In January 1983, appellant brought this action seeking to foreclose the mortgage and seeking recovery of $3,000 from the appellee, city of Columbus, on the theory that, as the current owner of the premises upon which the Kelley mortgage exists, the city is liable for this indebtedness to appellant.

The matter was submitted to the court of common pleas upon stipulated facts previously recited herein. That court entered judgment for appellee holding that R.C. 5313.10 bars appellant from "* * * seeking any recovery on or enforcement of * * * [the] mortgage * * *." The court declared the mortgage void and canceled of record and dismissed the appellant's complaint with prejudice. That judgment prompted this appeal.

Appellant's assignment of error reads as follows:

"The trial court erred in finding for defendant [appellee], the city of Columbus and denying judgment for plaintiff [appellant]."

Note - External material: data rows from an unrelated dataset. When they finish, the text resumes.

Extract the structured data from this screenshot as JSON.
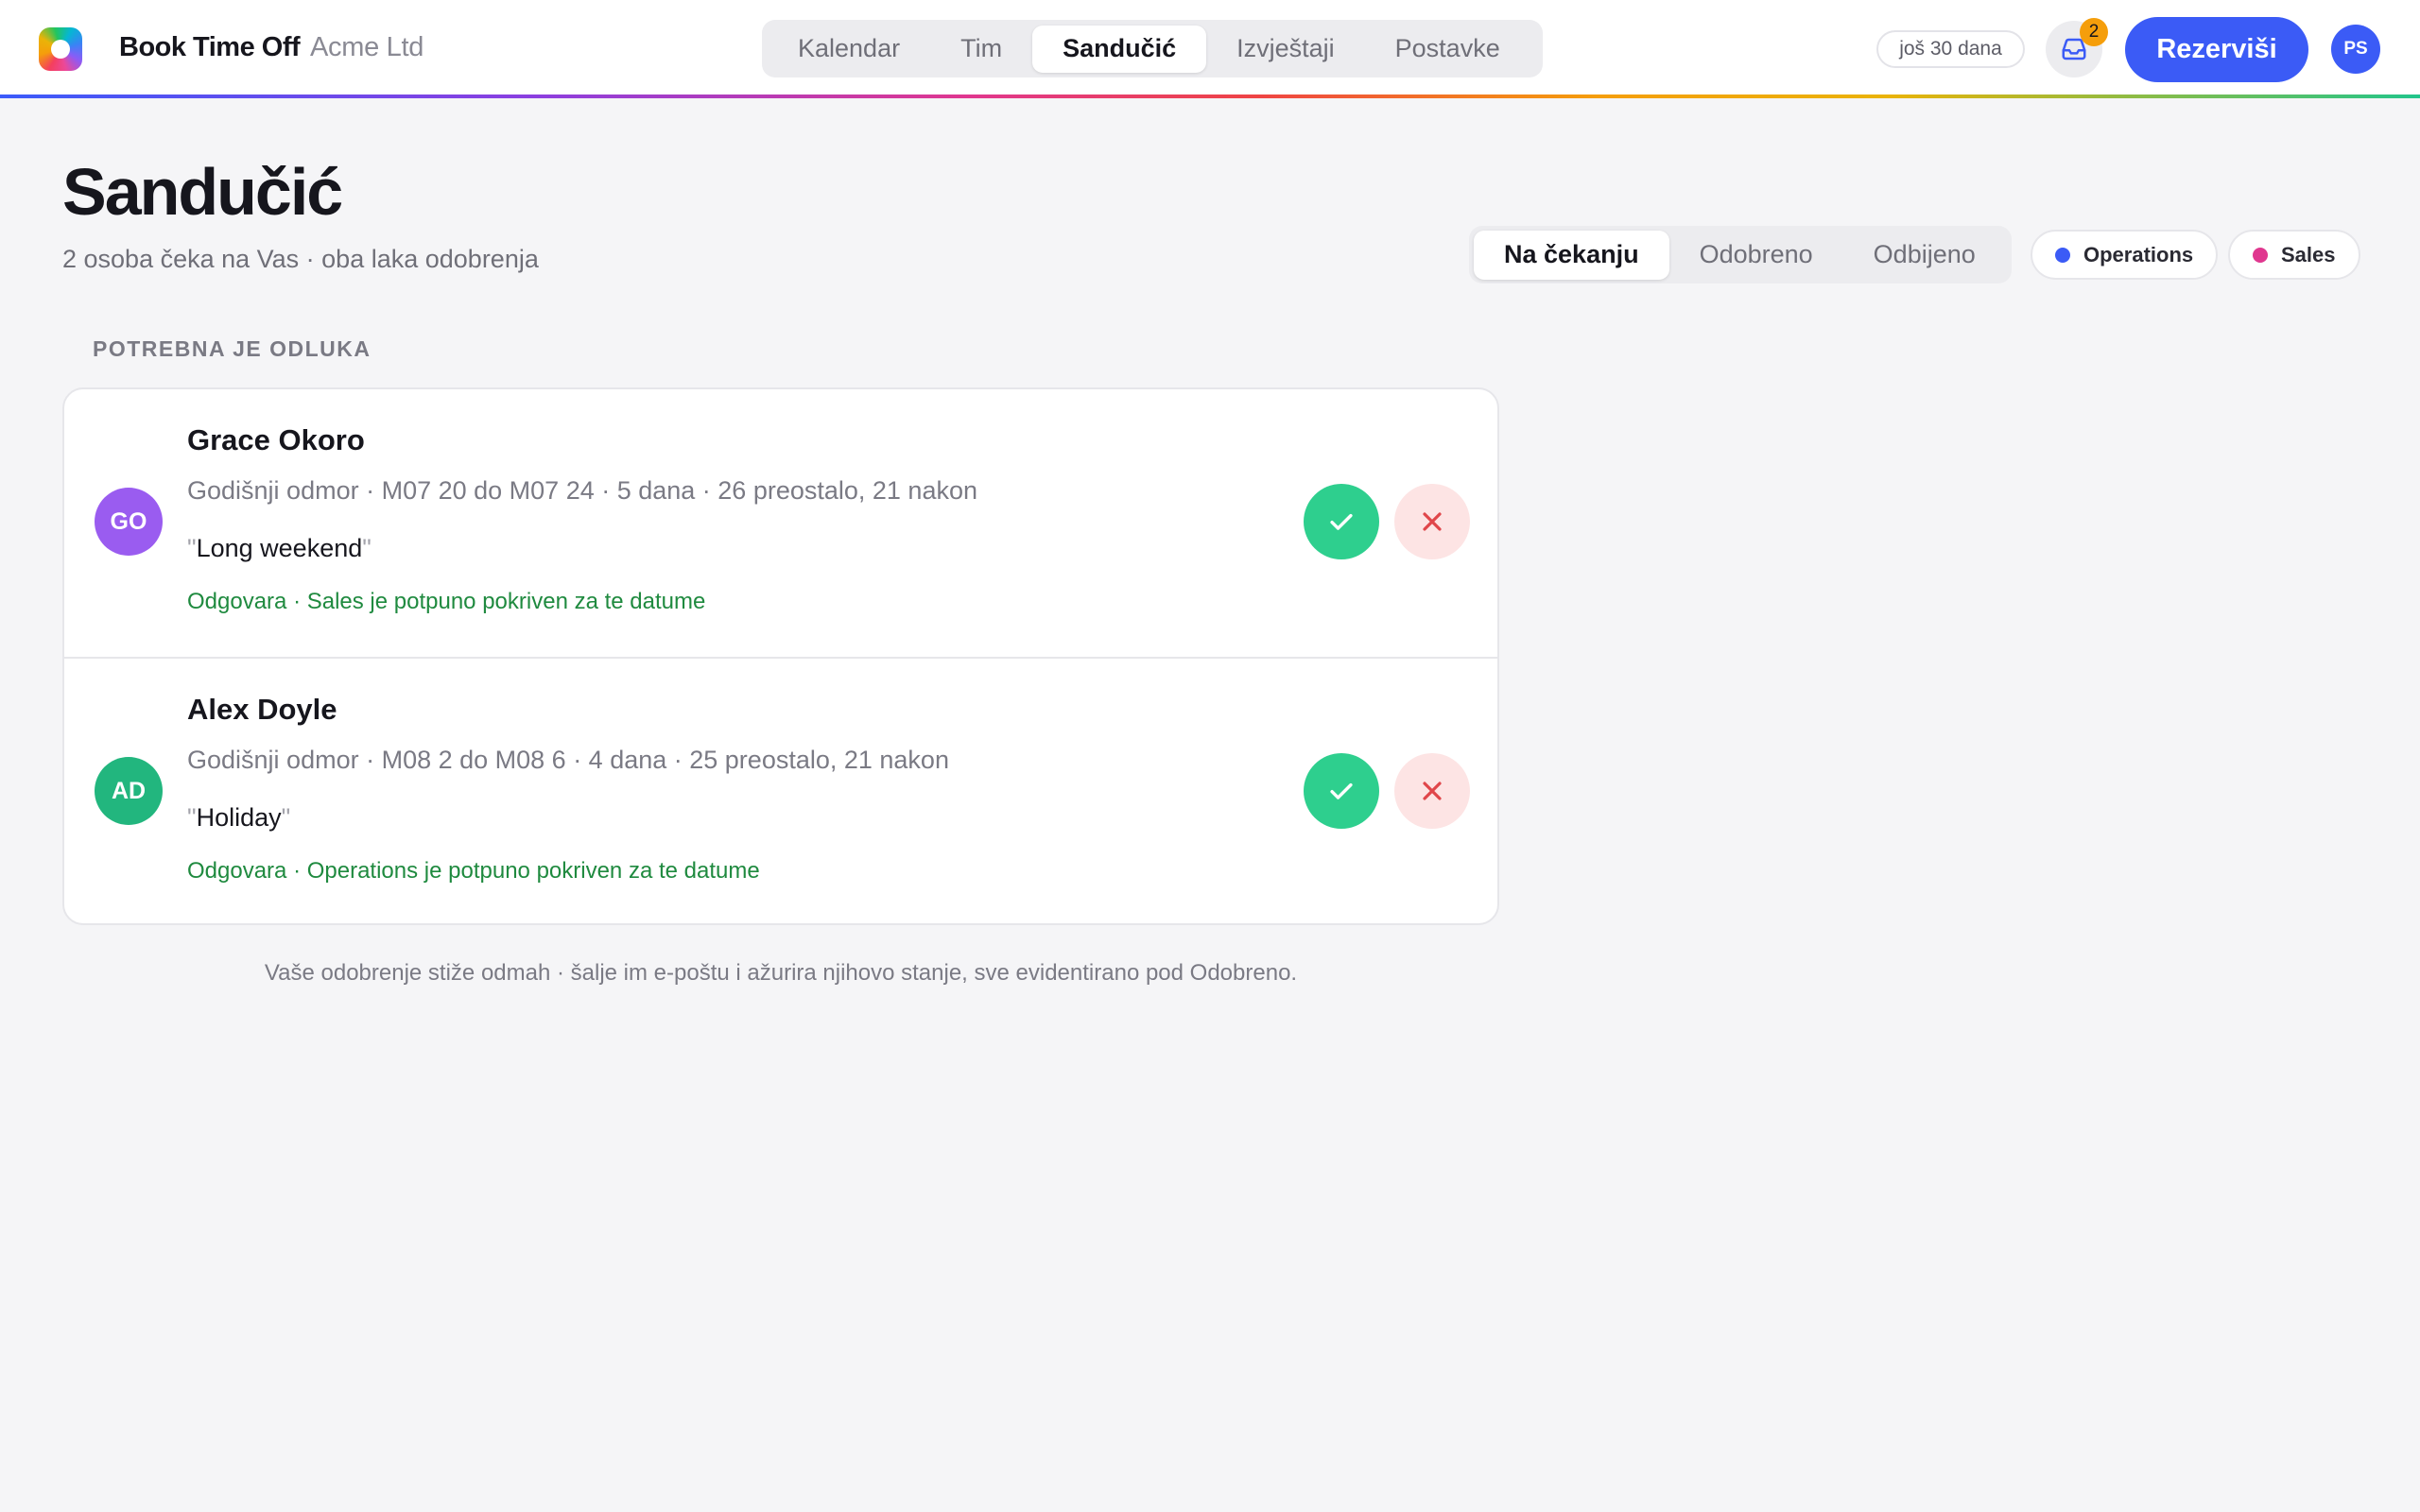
{
  "app": {
    "brand": "Book Time Off",
    "org": "Acme Ltd",
    "trial": "još 30 dana",
    "inbox_count": "2",
    "book_label": "Rezerviši",
    "user_initials": "PS",
    "logo_icon": "app-logo-icon"
  },
  "nav": {
    "tabs": [
      {
        "label": "Kalendar"
      },
      {
        "label": "Tim"
      },
      {
        "label": "Sandučić",
        "active": true
      },
      {
        "label": "Izvještaji"
      },
      {
        "label": "Postavke"
      }
    ]
  },
  "page": {
    "title": "Sandučić",
    "subtitle": "2 osoba čeka na Vas · oba laka odobrenja"
  },
  "status_tabs": [
    {
      "label": "Na čekanju",
      "active": true
    },
    {
      "label": "Odobreno"
    },
    {
      "label": "Odbijeno"
    }
  ],
  "team_chips": [
    {
      "label": "Operations",
      "color": "#3b5bf6"
    },
    {
      "label": "Sales",
      "color": "#e0378f"
    }
  ],
  "section_label": "POTREBNA JE ODLUKA",
  "requests": [
    {
      "initials": "GO",
      "avatar_color": "#9a5cf0",
      "name": "Grace Okoro",
      "meta": "Godišnji odmor · M07 20 do M07 24 · 5 dana · 26 preostalo, 21 nakon",
      "note": "Long weekend",
      "coverage": "Odgovara · Sales je potpuno pokriven za te datume"
    },
    {
      "initials": "AD",
      "avatar_color": "#22b67e",
      "name": "Alex Doyle",
      "meta": "Godišnji odmor · M08 2 do M08 6 · 4 dana · 25 preostalo, 21 nakon",
      "note": "Holiday",
      "coverage": "Odgovara · Operations je potpuno pokriven za te datume"
    }
  ],
  "footer_note": "Vaše odobrenje stiže odmah · šalje im e-poštu i ažurira njihovo stanje, sve evidentirano pod Odobreno.",
  "colors": {
    "accent": "#3b5bf6",
    "approve": "#2ecf8e",
    "reject_bg": "#fde4e4",
    "reject_icon": "#e0464a",
    "coverage_text": "#1f8a3f",
    "badge": "#f59e0b"
  }
}
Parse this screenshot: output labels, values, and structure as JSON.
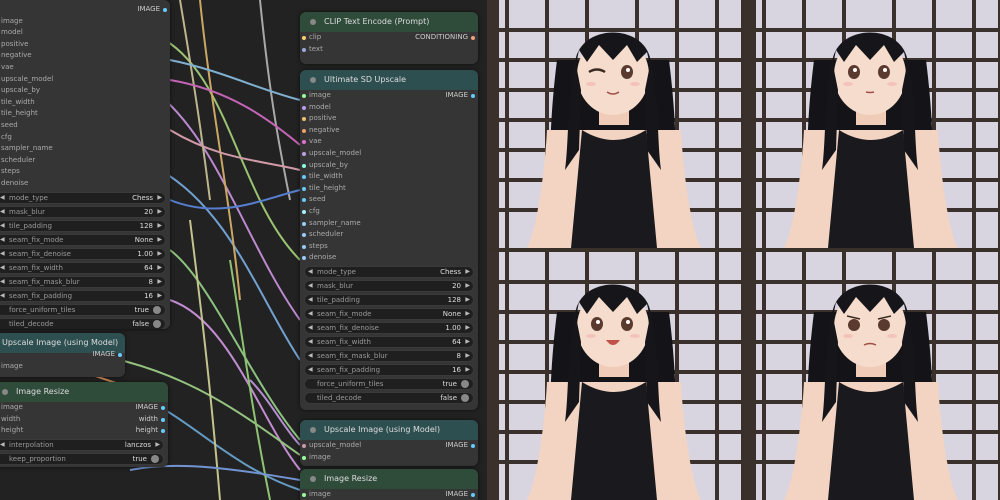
{
  "colors": {
    "node_bg": "#353535",
    "node_head_green": "#2f4b3a",
    "node_head_teal": "#2e4f50",
    "canvas_bg": "#222222"
  },
  "node_left": {
    "output_label": "IMAGE",
    "inputs": [
      "image",
      "model",
      "positive",
      "negative",
      "vae",
      "upscale_model",
      "upscale_by",
      "tile_width",
      "tile_height",
      "seed",
      "cfg",
      "sampler_name",
      "scheduler",
      "steps",
      "denoise"
    ],
    "widgets": [
      {
        "name": "mode_type",
        "value": "Chess"
      },
      {
        "name": "mask_blur",
        "value": "20"
      },
      {
        "name": "tile_padding",
        "value": "128"
      },
      {
        "name": "seam_fix_mode",
        "value": "None"
      },
      {
        "name": "seam_fix_denoise",
        "value": "1.00"
      },
      {
        "name": "seam_fix_width",
        "value": "64"
      },
      {
        "name": "seam_fix_mask_blur",
        "value": "8"
      },
      {
        "name": "seam_fix_padding",
        "value": "16"
      }
    ],
    "toggles": [
      {
        "name": "force_uniform_tiles",
        "value": "true"
      },
      {
        "name": "tiled_decode",
        "value": "false"
      }
    ]
  },
  "node_upscale_left": {
    "title": "Upscale Image (using Model)",
    "output_label": "IMAGE",
    "input": "image"
  },
  "node_resize_left": {
    "title": "Image Resize",
    "inputs": [
      "image",
      "width",
      "height"
    ],
    "outputs": [
      "IMAGE",
      "width",
      "height"
    ],
    "widget": {
      "name": "interpolation",
      "value": "lanczos"
    },
    "toggle": {
      "name": "keep_proportion",
      "value": "true"
    }
  },
  "node_clip": {
    "title": "CLIP Text Encode (Prompt)",
    "inputs": [
      "clip",
      "text"
    ],
    "output_label": "CONDITIONING"
  },
  "node_usd": {
    "title": "Ultimate SD Upscale",
    "output_label": "IMAGE",
    "inputs": [
      "image",
      "model",
      "positive",
      "negative",
      "vae",
      "upscale_model",
      "upscale_by",
      "tile_width",
      "tile_height",
      "seed",
      "cfg",
      "sampler_name",
      "scheduler",
      "steps",
      "denoise"
    ],
    "widgets": [
      {
        "name": "mode_type",
        "value": "Chess"
      },
      {
        "name": "mask_blur",
        "value": "20"
      },
      {
        "name": "tile_padding",
        "value": "128"
      },
      {
        "name": "seam_fix_mode",
        "value": "None"
      },
      {
        "name": "seam_fix_denoise",
        "value": "1.00"
      },
      {
        "name": "seam_fix_width",
        "value": "64"
      },
      {
        "name": "seam_fix_mask_blur",
        "value": "8"
      },
      {
        "name": "seam_fix_padding",
        "value": "16"
      }
    ],
    "toggles": [
      {
        "name": "force_uniform_tiles",
        "value": "true"
      },
      {
        "name": "tiled_decode",
        "value": "false"
      }
    ]
  },
  "node_upscale_right": {
    "title": "Upscale Image (using Model)",
    "inputs": [
      "upscale_model",
      "image"
    ],
    "output_label": "IMAGE"
  },
  "node_resize_right": {
    "title": "Image Resize",
    "input": "image",
    "output_label": "IMAGE"
  },
  "preview": {
    "panels": [
      "wink",
      "neutral",
      "smile",
      "frown"
    ]
  }
}
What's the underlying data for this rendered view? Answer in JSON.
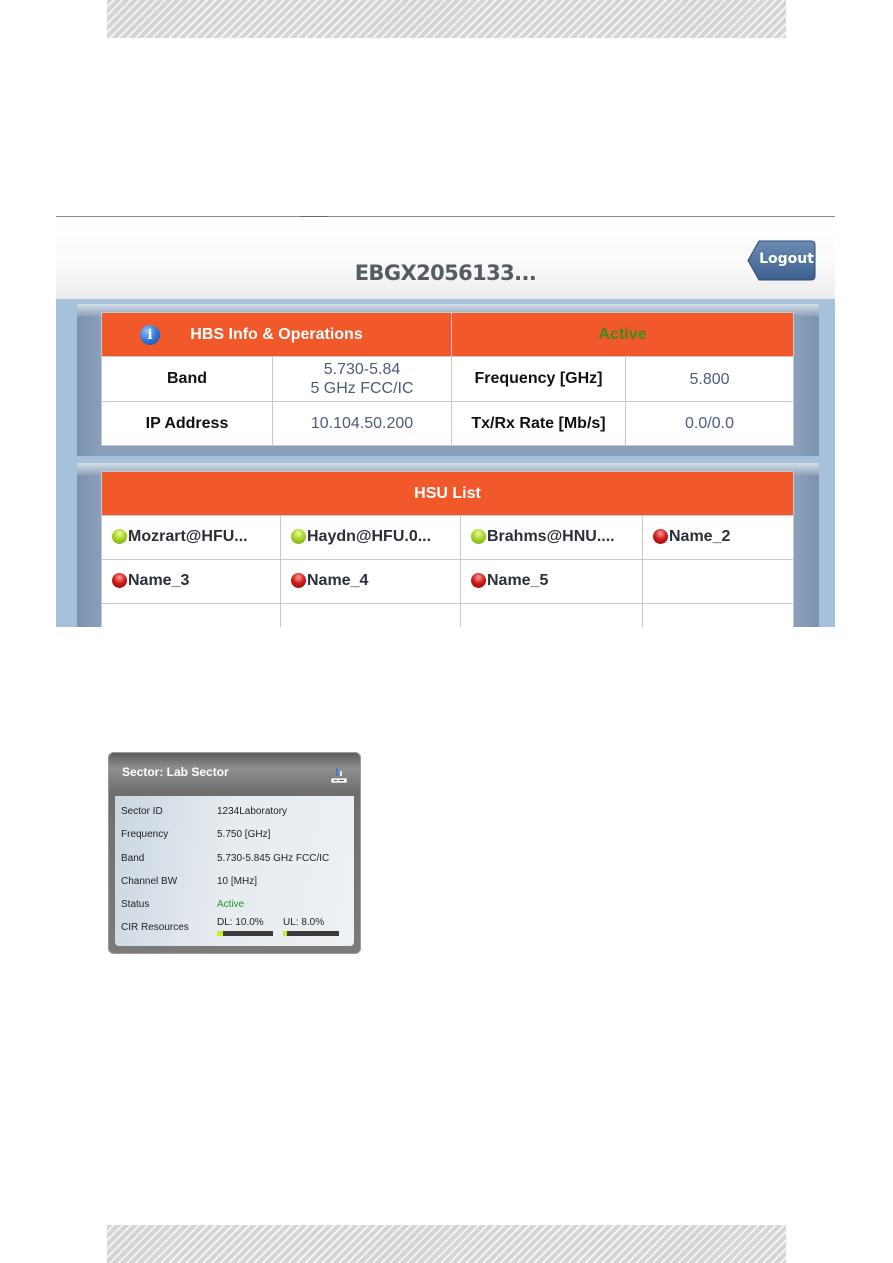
{
  "device_name": "EBGX2056133...",
  "logout_label": "Logout",
  "hbs_panel": {
    "title": "HBS Info & Operations",
    "status": "Active",
    "status_color": "#3c8c1a",
    "header_color": "#f1592b",
    "rows": [
      {
        "label1": "Band",
        "value1_line1": "5.730-5.84",
        "value1_line2": "5 GHz FCC/IC",
        "label2": "Frequency [GHz]",
        "value2": "5.800"
      },
      {
        "label1": "IP Address",
        "value1_line1": "10.104.50.200",
        "value1_line2": "",
        "label2": "Tx/Rx Rate [Mb/s]",
        "value2": "0.0/0.0"
      }
    ]
  },
  "hsu_panel": {
    "title": "HSU List",
    "items": [
      {
        "name": "Mozrart@HFU...",
        "status": "up"
      },
      {
        "name": "Haydn@HFU.0...",
        "status": "up"
      },
      {
        "name": "Brahms@HNU....",
        "status": "up"
      },
      {
        "name": "Name_2",
        "status": "down"
      },
      {
        "name": "Name_3",
        "status": "down"
      },
      {
        "name": "Name_4",
        "status": "down"
      },
      {
        "name": "Name_5",
        "status": "down"
      }
    ]
  },
  "sector_widget": {
    "title": "Sector:  Lab Sector",
    "icon": "network-device-icon",
    "fields": [
      {
        "key": "Sector ID",
        "value": "1234Laboratory"
      },
      {
        "key": "Frequency",
        "value": "5.750 [GHz]"
      },
      {
        "key": "Band",
        "value": "5.730-5.845 GHz FCC/IC"
      },
      {
        "key": "Channel BW",
        "value": "10 [MHz]"
      },
      {
        "key": "Status",
        "value": "Active"
      }
    ],
    "cir": {
      "label": "CIR Resources",
      "dl_label": "DL: 10.0%",
      "dl_percent": 10.0,
      "ul_label": "UL: 8.0%",
      "ul_percent": 8.0
    }
  }
}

We reject this assignment of error and affirm the judgment. *229

R.C. 5313.10 provides:

"The election of the vendor to terminate the land installment contract by an action under section 5313.07 or 5313.08 of the Revised Code is an exclusive remedy which bars further action on the contract unless the vendee has paid an amount less than the fair rental value plus deterioration or destruction of the property occasioned by the vendee's use. In such case the vendor may recover the difference between the amount paid by the vendee on the contract and the fair rental value of the property plus an amount for the deterioration or destruction of the property occasioned by the vendee's use."

In the case of Dalton v. Acker (1981), 5 Ohio App.3d 150, the court held that, in the event of foreclosure of a land installment contract pursuant to R.C. 5313.07, the vendor is entitled to sale proceeds up to and including the unpaid balance, but that R.C. 5313.10 plainly precludes any deficiency judgment. For a comparable holding, see this court's opinion in Leach v.Douglass (Feb. 24, 1983), Franklin App. No. 82AP-205, unreported. Likewise, a forfeiture of such a contract pursuant to R.C.5313.08, the action which appellant originally initiated, constitutes a bar to any further action on the original contract except as specifically provided in R.C. 5313.10 relative to fair rental value and destruction or deterioration. Here we have neither.

Appellant's present action is for foreclosure of a mortgage given as a security for a down payment upon the premises which was the subject matter of the land contract. There is no evidence before this court relative to destruction or deterioration or the inadequacy of fair rental value while the Kelleys occupied the Cleveland Avenue property.

Appellant has repossessed that property by forfeiture pursuant to R.C. 5313.08. Having elected to so terminate the land installment contract, based upon the record before us, appellant is barred from seeking to recover a $3,000 down payment by foreclosure of a mortgage given as additional security upon the Kelley property.

For the foregoing reasons, the assignment of error is overruled, and the judgment of the court of common pleas is affirmed.

Judgment affirmed.

MCCORMAC, P.J., and MOYER, J., concur.

VICTOR, J., retired, of the Ninth Appellate District, was assigned to active duty under authority of Section 6(C), Article IV, Constitution.